As if Southern California’s recent devastating wildfires weren’t enough, the Golden State got a second jolt on Oct. 30 via a 5.6 magnitude earthquake just outside of San Jose. An article published by Standard & Poor’s Ratings Services, which is titled “Is California’s Earthquake Insurance Coverage On Shaky Ground?” says that the quake, though not severe, was large enough to remind us that it is simply a matter of time before homeowners, the California Earthquake Authority (CEA), and insurers will all have to pay.
The CEA is the largest earthquake insurance provider in California — and in the world. It is not an insurance company but rather an 11-year-old, state-created, privately funded entity governed by state officials. CEA has approximately 750,000 policyholders and 17 member companies.
Standard & Poor’s does not rate CEA, but it believes that CEA’s $8 billion in claims-paying ability could be inadequate if one or more major earthquakes were to occur.

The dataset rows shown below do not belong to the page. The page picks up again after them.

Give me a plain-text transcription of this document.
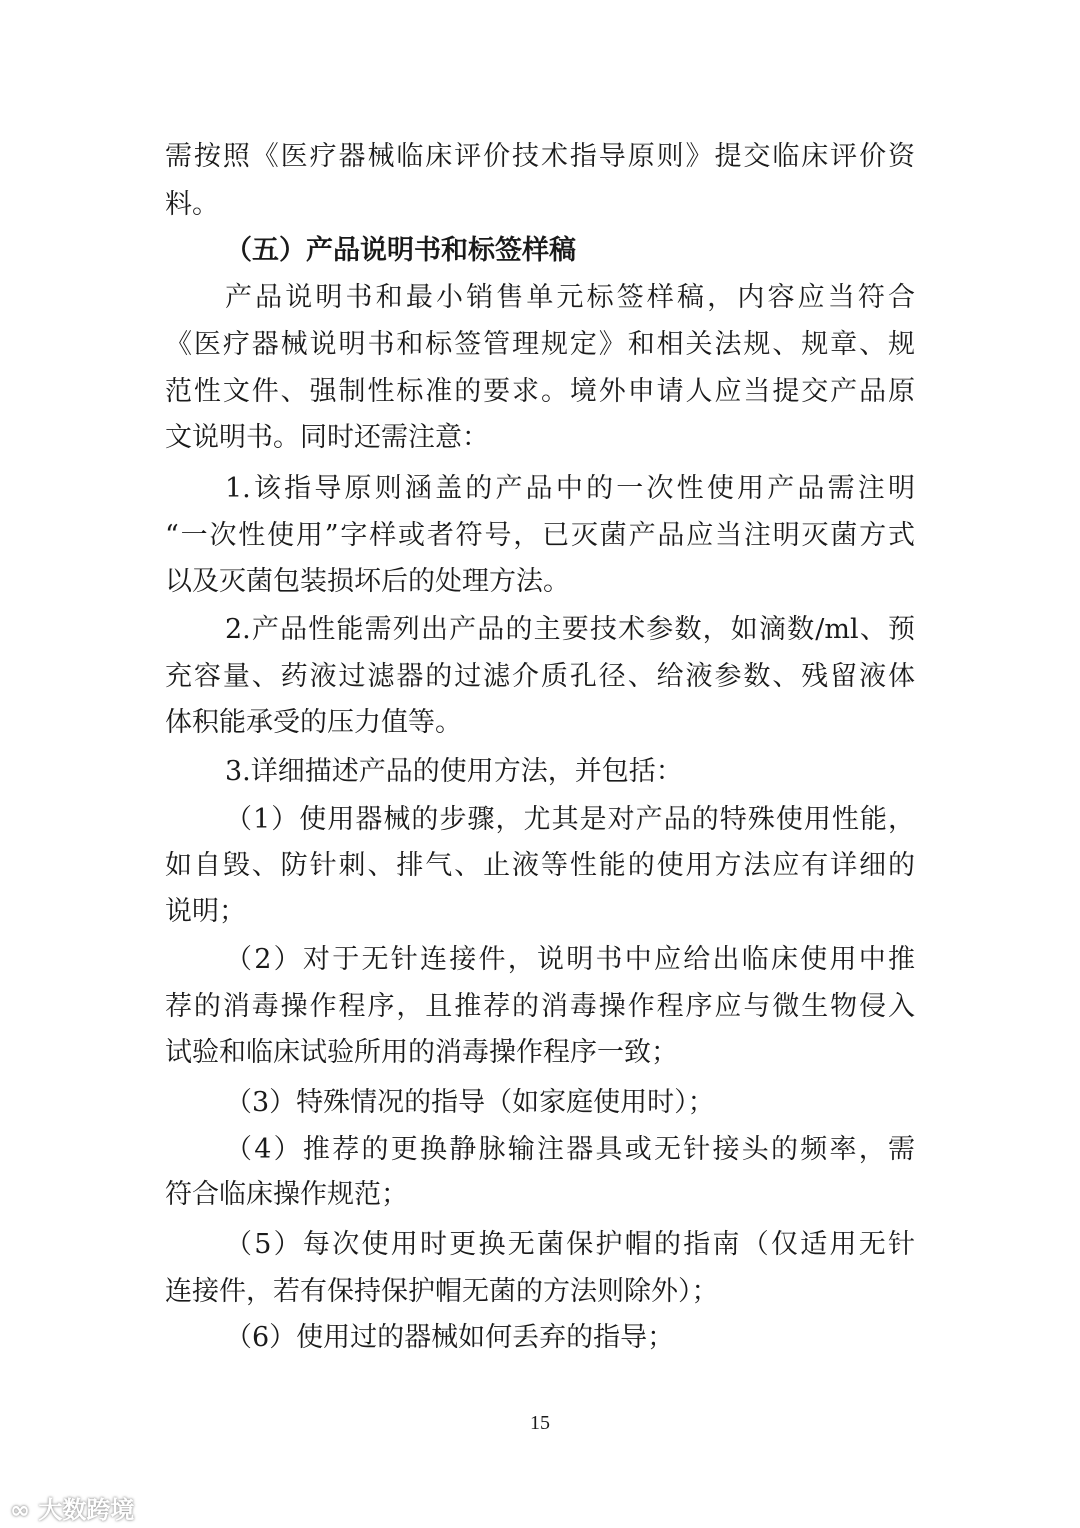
需按照《医疗器械临床评价技术指导原则》提交临床评价资
料。
（五）产品说明书和标签样稿
产品说明书和最小销售单元标签样稿，内容应当符合
《医疗器械说明书和标签管理规定》和相关法规、规章、规
范性文件、强制性标准的要求。境外申请人应当提交产品原
文说明书。同时还需注意：
1.该指导原则涵盖的产品中的一次性使用产品需注明
“一次性使用”字样或者符号，已灭菌产品应当注明灭菌方式
以及灭菌包装损坏后的处理方法。
2.产品性能需列出产品的主要技术参数，如滴数/ml、预
充容量、药液过滤器的过滤介质孔径、给液参数、残留液体
体积能承受的压力值等。
3.详细描述产品的使用方法，并包括：
（1）使用器械的步骤，尤其是对产品的特殊使用性能，
如自毁、防针刺、排气、止液等性能的使用方法应有详细的
说明；
（2）对于无针连接件，说明书中应给出临床使用中推
荐的消毒操作程序，且推荐的消毒操作程序应与微生物侵入
试验和临床试验所用的消毒操作程序一致；
（3）特殊情况的指导（如家庭使用时）；
（4）推荐的更换静脉输注器具或无针接头的频率，需
符合临床操作规范；
（5）每次使用时更换无菌保护帽的指南（仅适用无针
连接件，若有保持保护帽无菌的方法则除外）；
（6）使用过的器械如何丢弃的指导；
15
∞ 大数跨境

If claims on the CEA were larger than its ability to pay, policyholders might have to accept a prorated percentage of their expected coverage or installment payments.
An analysis of the 10 largest Standard & Poor’s interactively rated homeowner insurance carriers in California shows that these insurance providers continue to maintain at least strong financial strength incorporating Standard & Poor’s 1-in-250-year catastrophe capital charge.